18 mayo, 2009

Poemas de la Oficina

Escribía Mario Benedetti (Poemas de la Oficina, 1953-1956): "es raro que uno tenga tiempo de verse triste: siempre suena una orden, un teléfono, un timbre, y, claro, está prohibido llorar sobre los libros porque no queda bien que la tinta se corra". No es llorar, es una gana de volar por encima de este jardín tan extranjero. Si supiéramos que pisamos el tiempo, que lo ahogamos, que las llamadas, la orden, el timbre, son un aire que erosiona la piedra de los minutos, huiríamos para solo buscar el asedio de unos brazos o aquella mirada tuya en la que pasar las horas.

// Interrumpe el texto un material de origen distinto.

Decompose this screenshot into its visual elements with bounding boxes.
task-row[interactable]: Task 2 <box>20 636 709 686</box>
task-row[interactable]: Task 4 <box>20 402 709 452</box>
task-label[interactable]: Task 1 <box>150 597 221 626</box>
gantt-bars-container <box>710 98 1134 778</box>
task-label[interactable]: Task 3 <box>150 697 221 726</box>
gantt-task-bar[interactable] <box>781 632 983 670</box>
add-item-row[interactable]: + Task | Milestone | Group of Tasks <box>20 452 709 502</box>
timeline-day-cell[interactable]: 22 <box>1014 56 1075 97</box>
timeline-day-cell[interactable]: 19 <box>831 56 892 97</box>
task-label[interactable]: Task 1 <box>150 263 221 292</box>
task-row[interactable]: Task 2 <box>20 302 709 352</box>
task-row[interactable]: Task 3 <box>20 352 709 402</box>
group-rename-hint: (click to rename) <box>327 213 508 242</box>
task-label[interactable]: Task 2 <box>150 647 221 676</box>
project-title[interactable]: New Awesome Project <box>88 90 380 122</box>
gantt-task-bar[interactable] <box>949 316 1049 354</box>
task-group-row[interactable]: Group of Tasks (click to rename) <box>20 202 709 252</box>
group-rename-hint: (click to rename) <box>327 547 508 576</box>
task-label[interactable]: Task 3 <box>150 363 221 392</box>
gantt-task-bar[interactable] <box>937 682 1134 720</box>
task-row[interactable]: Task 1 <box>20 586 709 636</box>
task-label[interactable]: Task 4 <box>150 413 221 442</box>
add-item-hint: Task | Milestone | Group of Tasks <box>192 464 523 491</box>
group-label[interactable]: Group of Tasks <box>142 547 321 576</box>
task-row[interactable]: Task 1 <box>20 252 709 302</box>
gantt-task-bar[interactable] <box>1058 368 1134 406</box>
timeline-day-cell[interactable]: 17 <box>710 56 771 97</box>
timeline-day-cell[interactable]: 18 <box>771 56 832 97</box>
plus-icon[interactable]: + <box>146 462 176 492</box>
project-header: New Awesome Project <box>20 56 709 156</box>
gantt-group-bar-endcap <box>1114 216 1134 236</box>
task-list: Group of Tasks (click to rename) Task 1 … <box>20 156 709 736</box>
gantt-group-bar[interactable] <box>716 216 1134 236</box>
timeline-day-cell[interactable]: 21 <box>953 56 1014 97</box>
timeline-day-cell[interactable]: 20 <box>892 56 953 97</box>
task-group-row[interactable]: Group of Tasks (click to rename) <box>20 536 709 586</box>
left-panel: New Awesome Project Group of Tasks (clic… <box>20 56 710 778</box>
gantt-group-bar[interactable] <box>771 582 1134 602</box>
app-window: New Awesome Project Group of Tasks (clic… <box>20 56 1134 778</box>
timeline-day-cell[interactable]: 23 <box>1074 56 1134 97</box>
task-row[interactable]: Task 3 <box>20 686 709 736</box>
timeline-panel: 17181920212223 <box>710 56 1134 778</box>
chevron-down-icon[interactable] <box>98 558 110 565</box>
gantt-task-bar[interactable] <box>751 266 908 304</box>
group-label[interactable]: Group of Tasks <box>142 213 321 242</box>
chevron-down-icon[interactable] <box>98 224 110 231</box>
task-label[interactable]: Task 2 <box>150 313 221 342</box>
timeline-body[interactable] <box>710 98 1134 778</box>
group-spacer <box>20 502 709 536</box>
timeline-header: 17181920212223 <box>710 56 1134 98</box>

Ayer se me perdieron mil minutos en los ojos de Nora. Yo no sé que es Inisfree y no me atrevo a preguntarlo, pero tomaría también un barco al Harlem de Julio, uno de esos barcos que llevaban océano arriba a Belmonte, dejaría este callejón enmoquetado de intereses, o pondría también un mostrador de peces y hielo y gambas vivas que aletean. Dan ganas de tomar esa luna de Alberti: Tú luna, de los taxis retrasados y tomar un taxi, aunque sea retrasado, a esa luna blanca y ver como se aleja este material tan poco propicio para la poesía de la oficina, como encoge el tiempo los papeles, como muere el cobre de las grapas. Esos pobres teléfonos que no conocen palabras de amor. Ahora después de la oficina, Camarón y yo vemos un cielo azul purísima, un sol débil como la voluntad y me acuerdo de esos versos: el sol es débil, la razón no importa.